DISCUSSION I. Legal Standard Pursuant to Rule 55(a), a default judgment is proper “[w]hen a party against whom a judgment for affirmative relief is sought has failed to plead or otherwise defend.” FED. R. CIV. P. 55(a). After a default has been entered and the defendant fails to appear or move to set aside the default, the court may, on the plaintiff’s motion, enter a default judgment. FED. R. CIV. P. 55(b)(2). A party is not entitled to a default judgment simply because the defendant is in default, however. Ganther v. Ingle, 75 F.3d 207, 212 (5th Cir. 1996). Rather, a default judgment is generally committed to the discretion of the district court. Mason v. Lister, 562 F.2d 343, 345 (5th Cir. 1977). In considering a motion for default judgment, the Court must determine: (1) whether default judgment is procedurally warranted, (2) whether the complaint sets forth facts sufficient to establish that the plaintiff is entitled to relief, and (3) what form of relief, if any, the plaintiff should

receive. United States v. 1998 Freightliner Vin #: 1FUYCZYB3WP886986, 548 F. Supp. 2d 381, 384 (W.D. Tex. 2008). The Court examines each factor in turn.

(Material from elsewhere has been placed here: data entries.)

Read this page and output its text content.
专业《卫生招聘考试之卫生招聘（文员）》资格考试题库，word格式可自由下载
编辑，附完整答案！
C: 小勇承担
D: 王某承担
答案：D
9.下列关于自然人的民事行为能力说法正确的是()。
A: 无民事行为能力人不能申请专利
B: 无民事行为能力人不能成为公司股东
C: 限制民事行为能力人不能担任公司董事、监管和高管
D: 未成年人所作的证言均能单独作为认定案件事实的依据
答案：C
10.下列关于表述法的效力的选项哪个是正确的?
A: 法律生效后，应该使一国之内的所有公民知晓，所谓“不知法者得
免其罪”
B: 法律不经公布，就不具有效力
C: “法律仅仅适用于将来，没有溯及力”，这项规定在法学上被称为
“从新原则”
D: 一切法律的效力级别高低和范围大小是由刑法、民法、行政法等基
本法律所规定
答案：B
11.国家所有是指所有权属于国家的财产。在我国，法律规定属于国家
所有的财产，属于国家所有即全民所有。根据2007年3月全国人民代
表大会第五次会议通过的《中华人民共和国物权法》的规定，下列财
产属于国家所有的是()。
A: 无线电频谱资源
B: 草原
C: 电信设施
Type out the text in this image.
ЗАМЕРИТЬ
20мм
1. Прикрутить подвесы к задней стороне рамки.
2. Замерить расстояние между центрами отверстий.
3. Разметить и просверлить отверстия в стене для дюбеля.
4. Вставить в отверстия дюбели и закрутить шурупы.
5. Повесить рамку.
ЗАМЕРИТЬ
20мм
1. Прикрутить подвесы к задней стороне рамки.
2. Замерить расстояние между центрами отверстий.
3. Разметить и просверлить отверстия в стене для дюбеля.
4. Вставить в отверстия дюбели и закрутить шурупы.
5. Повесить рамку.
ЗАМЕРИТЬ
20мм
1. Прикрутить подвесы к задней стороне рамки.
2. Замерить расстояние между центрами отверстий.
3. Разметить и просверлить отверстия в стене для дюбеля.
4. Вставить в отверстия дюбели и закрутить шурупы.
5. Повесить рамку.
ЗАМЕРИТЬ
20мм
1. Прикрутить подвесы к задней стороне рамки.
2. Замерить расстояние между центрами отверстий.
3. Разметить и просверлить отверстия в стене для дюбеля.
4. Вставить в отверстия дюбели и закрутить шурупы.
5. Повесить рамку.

II. Analysis A. Procedural Propriety of Default Judgment “[W]hen entry of default is sought against a party who has failed to plead or otherwise defend, the district court has an affirmative duty to look into its jurisdiction both over the subject matter and the parties.” Sys. Pipe & Supply, Inc. v. M/V Viktor Turnakovskiy, 242 F.3d 322, 324 (5th Cir. 2001). 1. Personal Jurisdiction

This Court also has personal jurisdiction over the parties, as PHH has properly effected service of its counterclaims on Clark in accordance with Texas law. See ECF No. 1-3 at 17, 46 (electronic service of PHH’s answer and counterclaims on Clark’s counsel on September 4, 2024); TEX. R. CIV. P. 21 (requiring service of pleadings on all other parties); TEX. R. CIV. P. 21a (requiring electronic service of electronically filed documents when the email address of the party or attorney to be served is available). 2. Subject Matter Jurisdiction The Court has an affirmative duty to look into its subject matter jurisdiction. Sys. Pipe & Supply, Inc. v. M/V Viktor Turnakovskiy, 242 F.3d 322, 324 (5th Cir. 2001). PHH seeks relief for breach of contract, nonjudicial foreclosure (or, in the alternative, judicial foreclosure) of the lien, and declaratory judgment.1 The Court has diversity jurisdiction pursuant to 28 U.S.C. § 1332(a), which provides that “[t]he district courts . . . have original jurisdiction of all civil actions where the matter in controversy exceeds the sum or value of $75,000, exclusive of interest and costs, and is between—

(2) citizens of a State and citizens or subjects of a foreign state [other than lawful permanent residents of the United States domiciled in the same State].” For diversity jurisdiction to be proper, the “court must be certain that all plaintiffs have a different citizenship from all defendants.” Getty Oil Corp., a Div. of Texaco, Inc. v. Ins. Co. of N.A., 841 F.2d 1254, 1258 (5th Cir. 1988). The party asserting federal jurisdiction must “distinctly and affirmatively allege” the citizenship of the parties. Howery v. Allstate Ins. Co., 243 F.3d 912, 919 (5th Cir. 2001). A corporation is a citizen of its state(s) of incorporation and of the state in which its principal place of business is located, as determined by the “nerve center” test. 28 U.S.C. § 1332(c)(1); Lincoln Prop. Co. v. Roche, 546 U.S. 81 (2005); Hertz Corp. v. Friend, 559 U.S. 77

(2010). For individuals, “citizenship has the same meaning as domicile,” and “the place of residence is prima facie the domicile.” Stine v. Moore, 213 F.2d 446, 448 (5th Cir. 1954). PHH asserts that Clark is a citizen of Texas, and that PHH—as a New Jersey corporation with its principal place of business in New Jersey—is a citizen of New Jersey. See ECF No. 1 at 3; see also ECF No. 1-3, Compl. ¶ 5; ECF No. 22 at 2. Thus, there is complete diversity of citizenship. The amount-in-controversy requirement is also satisfied. “In actions seeking declaratory or injunctive relief the amount in controversy is measured by the value of the object of the

1 The Declaratory Judgment Act (“DJA”), 28 U.S.C.